One issue that was raised more frequently than any other was referrals. Complex referral forms and protocols, extra work-up of patients before they are even 'allowed' to be referred and referrals being inappropriately 'bounced' to community clinics were all creating more work.
But two issues: GPs having to see and re-refer patients who fail to attend their initial outpatient appointment, and local 'bans' on consultant-to-consultant referrals, were mentioned most frequently.
This week's front page uncovers the scale of this problem and, where it happens, it places a huge amount of extra work on general practice, none of which is funded.
GPs accept the need to refer appropriately and scrutiny of referrals has been part of general practice for some years. But to ensure effective referrals, which will allow the NHS to make the best use of its resources, both sides of the system (referrer and provider) must be looked at. Too often the focus is on the referrer, but providers play a crucial part.
The problems GP highlights this week create inefficiencies in the system. Surely it is quicker and cheaper for the outpatient clinic to contact non-attending patients rather than them taking up another GP appointment? Why should GPs be expected to absorb this extra work? Barring consultant-to-consultant referrals not only creates more work, it is annoying for patients and potentially leads to delays.

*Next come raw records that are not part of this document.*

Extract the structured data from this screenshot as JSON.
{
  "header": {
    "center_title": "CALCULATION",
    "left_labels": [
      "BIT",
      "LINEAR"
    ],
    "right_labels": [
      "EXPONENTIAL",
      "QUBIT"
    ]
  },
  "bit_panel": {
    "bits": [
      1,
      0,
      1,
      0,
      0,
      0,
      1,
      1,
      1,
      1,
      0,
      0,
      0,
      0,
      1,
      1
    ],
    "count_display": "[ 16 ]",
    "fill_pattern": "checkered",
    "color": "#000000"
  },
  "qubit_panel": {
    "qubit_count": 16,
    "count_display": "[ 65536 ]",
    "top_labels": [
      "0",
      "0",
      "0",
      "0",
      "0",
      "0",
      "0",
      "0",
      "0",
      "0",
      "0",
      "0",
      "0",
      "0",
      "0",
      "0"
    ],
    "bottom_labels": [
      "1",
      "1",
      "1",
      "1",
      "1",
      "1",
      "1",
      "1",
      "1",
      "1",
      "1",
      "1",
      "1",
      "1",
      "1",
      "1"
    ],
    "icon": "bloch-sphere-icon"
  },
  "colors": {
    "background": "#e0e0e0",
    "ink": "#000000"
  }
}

As CCGs take control of budgets they will inevitably see referrals as an area where they can control costs. The challenge will be managing referrals without placing undue pressure, and extra unfunded work, on general practice. Hospitals must take on their share of this work rather than expecting GPs to pick up the pieces.
The key to this will be better integration, improved communication and a more joined-up approach between primary and secondary care.